Wednesday, March 30, 2011

Report: "Sitting in [D.C.] traffic triggers more heart attacks than eating, alcohol, cocaine, and sex"

My wife thinks that I have some sort of pathological problem when it comes to traffic - I will go to great lengths and spend non-trivial amounts of money to avoid sitting in traffic. Unfortunately, I currently live and work in a place that is notorious for its god-awful traffic - the D.C. metro area is tied with Chicago for having the worst congestion in the country, with the average D.C. driver spending 70 hours a year just sitting in stalled traffic (granted, this analysis of congestion is somewhat flawed, but still, traffic congestion around here is REALLY bad).
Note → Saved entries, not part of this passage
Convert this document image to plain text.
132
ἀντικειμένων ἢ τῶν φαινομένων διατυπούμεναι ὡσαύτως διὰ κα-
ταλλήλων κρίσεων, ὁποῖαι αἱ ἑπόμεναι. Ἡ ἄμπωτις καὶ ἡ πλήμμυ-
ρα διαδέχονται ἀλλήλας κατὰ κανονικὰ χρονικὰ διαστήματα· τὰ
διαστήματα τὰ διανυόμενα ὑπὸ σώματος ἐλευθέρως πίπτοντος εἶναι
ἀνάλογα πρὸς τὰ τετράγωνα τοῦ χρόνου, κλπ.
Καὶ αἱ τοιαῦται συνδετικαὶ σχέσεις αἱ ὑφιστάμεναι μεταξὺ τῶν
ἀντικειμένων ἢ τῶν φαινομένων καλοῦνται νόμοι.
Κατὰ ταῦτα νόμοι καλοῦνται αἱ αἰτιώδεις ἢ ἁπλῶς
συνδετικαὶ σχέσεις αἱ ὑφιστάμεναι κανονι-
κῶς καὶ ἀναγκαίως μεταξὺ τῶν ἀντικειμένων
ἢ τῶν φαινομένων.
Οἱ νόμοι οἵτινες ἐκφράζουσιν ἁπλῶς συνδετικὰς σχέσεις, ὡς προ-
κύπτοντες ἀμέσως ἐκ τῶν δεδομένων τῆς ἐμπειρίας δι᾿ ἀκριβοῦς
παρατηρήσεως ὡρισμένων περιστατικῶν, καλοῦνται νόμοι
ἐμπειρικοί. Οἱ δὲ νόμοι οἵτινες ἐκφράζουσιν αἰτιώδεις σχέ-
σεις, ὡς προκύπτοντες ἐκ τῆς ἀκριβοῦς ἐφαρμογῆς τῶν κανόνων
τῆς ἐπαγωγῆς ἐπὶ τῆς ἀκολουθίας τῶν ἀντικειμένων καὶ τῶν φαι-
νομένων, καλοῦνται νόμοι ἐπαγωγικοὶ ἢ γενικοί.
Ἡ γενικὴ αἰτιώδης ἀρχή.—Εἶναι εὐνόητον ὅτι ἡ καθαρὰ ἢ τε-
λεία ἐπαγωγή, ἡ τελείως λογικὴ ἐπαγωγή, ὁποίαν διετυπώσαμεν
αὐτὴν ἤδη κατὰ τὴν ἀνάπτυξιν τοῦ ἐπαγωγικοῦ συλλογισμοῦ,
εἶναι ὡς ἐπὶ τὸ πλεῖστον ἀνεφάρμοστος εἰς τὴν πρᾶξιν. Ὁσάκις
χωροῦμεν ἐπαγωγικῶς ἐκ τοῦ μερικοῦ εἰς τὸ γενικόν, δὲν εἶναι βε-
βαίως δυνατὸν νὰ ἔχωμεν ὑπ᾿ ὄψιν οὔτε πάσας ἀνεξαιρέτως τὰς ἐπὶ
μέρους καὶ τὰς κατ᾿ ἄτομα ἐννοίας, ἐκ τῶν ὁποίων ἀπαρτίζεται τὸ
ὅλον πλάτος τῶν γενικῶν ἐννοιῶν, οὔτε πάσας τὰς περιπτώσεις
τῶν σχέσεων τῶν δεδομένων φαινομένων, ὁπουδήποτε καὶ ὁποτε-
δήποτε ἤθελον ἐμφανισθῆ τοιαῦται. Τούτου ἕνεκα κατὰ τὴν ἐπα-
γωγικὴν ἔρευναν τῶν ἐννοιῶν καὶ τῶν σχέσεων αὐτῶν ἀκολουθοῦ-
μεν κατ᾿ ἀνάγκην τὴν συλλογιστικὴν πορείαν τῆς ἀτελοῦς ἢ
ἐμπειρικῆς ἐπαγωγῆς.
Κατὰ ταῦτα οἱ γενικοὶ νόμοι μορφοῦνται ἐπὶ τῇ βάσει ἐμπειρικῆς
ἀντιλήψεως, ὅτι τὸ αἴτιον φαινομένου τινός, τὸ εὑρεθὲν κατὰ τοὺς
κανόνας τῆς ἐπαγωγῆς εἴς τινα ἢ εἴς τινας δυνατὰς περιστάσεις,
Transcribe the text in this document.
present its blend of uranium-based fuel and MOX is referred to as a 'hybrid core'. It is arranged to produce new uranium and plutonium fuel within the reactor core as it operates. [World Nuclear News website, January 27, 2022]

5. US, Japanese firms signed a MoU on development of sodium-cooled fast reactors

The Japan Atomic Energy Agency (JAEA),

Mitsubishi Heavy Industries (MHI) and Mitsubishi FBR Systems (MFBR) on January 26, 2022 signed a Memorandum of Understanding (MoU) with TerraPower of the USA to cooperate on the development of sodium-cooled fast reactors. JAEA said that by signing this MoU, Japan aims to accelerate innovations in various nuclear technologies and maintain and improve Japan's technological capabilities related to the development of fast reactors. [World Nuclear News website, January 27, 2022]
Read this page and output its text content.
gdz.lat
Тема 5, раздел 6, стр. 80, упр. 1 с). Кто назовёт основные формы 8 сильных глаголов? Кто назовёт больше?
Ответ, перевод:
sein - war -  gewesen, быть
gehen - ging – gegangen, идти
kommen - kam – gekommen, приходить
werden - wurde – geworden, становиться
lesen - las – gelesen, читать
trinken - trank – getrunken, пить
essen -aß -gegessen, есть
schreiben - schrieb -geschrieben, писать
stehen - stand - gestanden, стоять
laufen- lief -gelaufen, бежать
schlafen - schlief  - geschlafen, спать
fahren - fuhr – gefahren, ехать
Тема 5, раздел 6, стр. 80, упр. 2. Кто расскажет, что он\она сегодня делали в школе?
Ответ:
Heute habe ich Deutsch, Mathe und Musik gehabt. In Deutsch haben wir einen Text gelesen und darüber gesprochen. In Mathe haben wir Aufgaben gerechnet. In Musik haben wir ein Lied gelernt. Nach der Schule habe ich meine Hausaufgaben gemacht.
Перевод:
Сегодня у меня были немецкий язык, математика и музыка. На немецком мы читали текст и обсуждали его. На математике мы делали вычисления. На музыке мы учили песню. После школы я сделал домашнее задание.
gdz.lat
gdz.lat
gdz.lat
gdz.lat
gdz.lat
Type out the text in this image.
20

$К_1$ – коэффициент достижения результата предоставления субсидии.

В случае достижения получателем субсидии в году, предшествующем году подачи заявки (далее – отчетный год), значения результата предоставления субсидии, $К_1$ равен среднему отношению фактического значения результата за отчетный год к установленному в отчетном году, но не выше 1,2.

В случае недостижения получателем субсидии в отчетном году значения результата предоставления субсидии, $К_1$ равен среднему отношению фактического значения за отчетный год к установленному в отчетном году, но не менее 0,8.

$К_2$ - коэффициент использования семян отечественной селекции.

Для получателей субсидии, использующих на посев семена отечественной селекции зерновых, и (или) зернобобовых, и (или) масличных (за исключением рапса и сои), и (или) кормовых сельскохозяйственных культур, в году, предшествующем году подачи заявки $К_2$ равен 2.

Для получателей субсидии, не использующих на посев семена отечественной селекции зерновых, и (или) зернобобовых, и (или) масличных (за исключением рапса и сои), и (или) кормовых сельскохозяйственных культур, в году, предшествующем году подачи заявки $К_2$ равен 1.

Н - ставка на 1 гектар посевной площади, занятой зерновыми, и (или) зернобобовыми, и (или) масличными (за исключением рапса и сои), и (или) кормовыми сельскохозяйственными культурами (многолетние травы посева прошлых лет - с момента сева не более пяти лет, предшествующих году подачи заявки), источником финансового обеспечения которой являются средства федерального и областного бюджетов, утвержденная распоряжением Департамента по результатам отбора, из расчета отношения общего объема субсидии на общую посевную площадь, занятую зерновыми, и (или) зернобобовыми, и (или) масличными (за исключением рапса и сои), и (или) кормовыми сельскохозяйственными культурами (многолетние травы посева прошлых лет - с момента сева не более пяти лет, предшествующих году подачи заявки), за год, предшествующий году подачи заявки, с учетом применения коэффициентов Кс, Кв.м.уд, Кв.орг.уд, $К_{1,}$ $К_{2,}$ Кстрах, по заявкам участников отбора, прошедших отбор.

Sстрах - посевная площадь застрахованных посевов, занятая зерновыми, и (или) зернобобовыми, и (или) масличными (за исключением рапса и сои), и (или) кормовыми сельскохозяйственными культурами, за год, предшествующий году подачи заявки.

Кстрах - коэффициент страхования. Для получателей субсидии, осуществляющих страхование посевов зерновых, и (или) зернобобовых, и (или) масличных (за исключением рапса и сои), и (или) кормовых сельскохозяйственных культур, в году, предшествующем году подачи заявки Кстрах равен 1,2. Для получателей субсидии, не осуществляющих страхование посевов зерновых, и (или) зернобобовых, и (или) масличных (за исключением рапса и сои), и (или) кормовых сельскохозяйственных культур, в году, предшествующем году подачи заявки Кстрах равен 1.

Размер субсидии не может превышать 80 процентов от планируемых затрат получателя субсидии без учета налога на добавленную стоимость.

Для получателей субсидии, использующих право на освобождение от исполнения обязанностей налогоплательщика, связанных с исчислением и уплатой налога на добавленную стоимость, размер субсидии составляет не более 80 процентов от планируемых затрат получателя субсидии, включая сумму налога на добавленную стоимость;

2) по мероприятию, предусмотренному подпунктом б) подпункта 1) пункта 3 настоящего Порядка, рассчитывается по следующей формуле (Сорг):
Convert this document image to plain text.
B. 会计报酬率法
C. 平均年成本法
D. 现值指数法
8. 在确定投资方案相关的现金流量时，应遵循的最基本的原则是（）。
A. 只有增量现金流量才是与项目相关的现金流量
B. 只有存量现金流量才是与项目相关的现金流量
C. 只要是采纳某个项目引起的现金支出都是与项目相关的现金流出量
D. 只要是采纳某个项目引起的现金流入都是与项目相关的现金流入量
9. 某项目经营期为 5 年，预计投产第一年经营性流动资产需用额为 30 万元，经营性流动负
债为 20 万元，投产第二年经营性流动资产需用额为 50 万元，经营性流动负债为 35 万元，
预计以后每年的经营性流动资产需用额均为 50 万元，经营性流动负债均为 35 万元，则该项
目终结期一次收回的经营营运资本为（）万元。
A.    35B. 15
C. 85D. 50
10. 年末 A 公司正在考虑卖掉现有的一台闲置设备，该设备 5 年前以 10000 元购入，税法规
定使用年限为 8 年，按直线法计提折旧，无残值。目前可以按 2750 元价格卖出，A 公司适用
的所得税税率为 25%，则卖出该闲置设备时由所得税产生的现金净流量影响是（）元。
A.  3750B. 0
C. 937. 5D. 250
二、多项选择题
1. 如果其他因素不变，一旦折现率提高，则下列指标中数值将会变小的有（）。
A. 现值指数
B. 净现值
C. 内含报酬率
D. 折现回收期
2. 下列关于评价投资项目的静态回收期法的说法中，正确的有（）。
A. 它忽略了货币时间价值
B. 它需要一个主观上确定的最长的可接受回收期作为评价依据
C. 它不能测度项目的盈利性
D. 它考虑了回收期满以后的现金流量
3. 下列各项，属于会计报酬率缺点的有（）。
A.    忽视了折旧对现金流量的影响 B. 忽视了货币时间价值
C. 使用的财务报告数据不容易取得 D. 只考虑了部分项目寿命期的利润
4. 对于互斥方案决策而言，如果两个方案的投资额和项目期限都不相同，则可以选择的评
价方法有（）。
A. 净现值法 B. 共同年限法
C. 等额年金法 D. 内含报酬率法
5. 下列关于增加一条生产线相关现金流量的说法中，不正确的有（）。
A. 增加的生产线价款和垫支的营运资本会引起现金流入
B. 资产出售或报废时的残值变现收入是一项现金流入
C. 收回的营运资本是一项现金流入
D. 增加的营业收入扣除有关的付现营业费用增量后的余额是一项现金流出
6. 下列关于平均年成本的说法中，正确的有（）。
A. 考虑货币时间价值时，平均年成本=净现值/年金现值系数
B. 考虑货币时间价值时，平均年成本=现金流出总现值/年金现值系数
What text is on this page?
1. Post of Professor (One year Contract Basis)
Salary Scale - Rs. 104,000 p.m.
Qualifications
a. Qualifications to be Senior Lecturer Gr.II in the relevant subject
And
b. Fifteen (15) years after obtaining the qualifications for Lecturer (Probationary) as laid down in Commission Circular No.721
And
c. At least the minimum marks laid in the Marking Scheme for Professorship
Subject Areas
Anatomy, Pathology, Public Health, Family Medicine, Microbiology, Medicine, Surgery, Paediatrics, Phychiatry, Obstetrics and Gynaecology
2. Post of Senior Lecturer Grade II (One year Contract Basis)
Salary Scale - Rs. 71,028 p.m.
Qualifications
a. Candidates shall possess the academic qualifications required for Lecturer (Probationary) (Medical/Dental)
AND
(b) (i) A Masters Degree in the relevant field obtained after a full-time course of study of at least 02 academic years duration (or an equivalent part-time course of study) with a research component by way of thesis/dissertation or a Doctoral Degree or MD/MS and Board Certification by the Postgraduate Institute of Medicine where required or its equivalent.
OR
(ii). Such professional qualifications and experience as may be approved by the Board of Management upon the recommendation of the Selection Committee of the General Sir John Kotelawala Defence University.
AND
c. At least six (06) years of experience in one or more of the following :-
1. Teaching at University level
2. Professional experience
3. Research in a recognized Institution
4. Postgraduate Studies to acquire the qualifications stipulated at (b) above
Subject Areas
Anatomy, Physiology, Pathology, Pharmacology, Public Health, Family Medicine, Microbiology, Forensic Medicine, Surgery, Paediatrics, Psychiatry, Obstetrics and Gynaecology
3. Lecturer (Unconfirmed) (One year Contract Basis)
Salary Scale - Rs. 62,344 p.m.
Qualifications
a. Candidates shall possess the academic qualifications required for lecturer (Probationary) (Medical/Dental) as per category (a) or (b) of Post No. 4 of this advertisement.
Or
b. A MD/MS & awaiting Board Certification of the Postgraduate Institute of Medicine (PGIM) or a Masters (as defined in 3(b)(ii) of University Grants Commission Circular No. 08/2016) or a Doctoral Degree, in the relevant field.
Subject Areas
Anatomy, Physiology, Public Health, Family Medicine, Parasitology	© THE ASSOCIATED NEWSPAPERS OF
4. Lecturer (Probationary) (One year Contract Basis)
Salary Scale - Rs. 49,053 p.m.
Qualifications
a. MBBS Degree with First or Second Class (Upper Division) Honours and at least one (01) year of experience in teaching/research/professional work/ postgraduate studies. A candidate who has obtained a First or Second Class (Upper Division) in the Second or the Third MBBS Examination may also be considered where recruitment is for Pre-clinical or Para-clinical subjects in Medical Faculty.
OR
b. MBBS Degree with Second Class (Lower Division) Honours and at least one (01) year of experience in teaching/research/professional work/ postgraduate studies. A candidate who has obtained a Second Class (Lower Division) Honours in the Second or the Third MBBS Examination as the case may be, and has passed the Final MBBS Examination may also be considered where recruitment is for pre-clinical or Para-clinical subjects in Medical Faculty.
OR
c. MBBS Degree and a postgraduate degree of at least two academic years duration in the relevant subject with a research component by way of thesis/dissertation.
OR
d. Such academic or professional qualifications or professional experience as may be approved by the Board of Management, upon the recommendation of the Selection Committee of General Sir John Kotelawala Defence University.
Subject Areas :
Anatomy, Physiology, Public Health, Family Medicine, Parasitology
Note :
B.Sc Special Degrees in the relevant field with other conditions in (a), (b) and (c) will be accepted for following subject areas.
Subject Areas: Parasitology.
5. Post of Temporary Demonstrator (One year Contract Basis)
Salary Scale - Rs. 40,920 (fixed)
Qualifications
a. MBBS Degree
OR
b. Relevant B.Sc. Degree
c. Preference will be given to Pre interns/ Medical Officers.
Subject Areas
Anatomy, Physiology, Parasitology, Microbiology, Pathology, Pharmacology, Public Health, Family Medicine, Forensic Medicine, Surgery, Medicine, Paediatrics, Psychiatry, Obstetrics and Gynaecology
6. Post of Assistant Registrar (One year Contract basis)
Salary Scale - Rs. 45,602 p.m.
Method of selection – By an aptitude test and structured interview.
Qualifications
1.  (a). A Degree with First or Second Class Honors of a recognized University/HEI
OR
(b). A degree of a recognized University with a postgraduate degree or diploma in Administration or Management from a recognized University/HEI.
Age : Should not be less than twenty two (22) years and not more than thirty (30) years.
Fortunately, I live in D.C. proper and work in northern Virginia, meaning that I have a 10-15 minute one-way reverse-commute most days, and I am able to work a relatively flexible work schedule that allows me to avoid most of the congestion most of time time - so I realize that I have it FAR better than most people who drive to work around here.

Nevertheless, apparently I am wise to avoid traffic whenever possible, as Grist reports that sitting in traffic apparently triggers more heart attacks than eating, alcohol, cocaine, and sex:
Air pollution from auto exhaust triggers a greater proportion of all heart attacks (7.4 percent) than physical exertion (6.2 percent), drinking alcohol or coffee (5 percent), exposure to air pollution in general (4.8 percent), negative emotions (3.9 percent), anger (3.1 percent), a heavy meal (2.7 percent), positive emotions (2.4 percent), sex (2.2 percent), or cocaine (<1 percent).
 Reuters confirms that just sitting in traffic is the single biggest heart attack trigger:
"Of the triggers for heart attack studied, cocaine is the most likely to trigger an event in an individual, but traffic has the greatest population effect as more people are exposed to (it)," the researchers wrote.
So, here's to avoiding traffic whenever possible.

As a reminder of the health benefits of avoiding traffic, here's a video of an 8.5 hour commute home from D.C. to the Virginia suburbs that happened as a result of the January 26, 2011 Commutageddon storm (my trip home that day took a mere 2 hours ... thank goodness for small blessings, right?). This is what I do my best to avoid:



Just watching that video raises my blood pressure!

P.S. After writing the first draft of this post, I came across this tidbit that helps explain why D.C. metro traffic is so bad - apparently no one driving around in the D.C. metro area knows where they're going. Watching people try to navigate the highway exchanges and downtown roads, I can't say I'm surprised by these findings.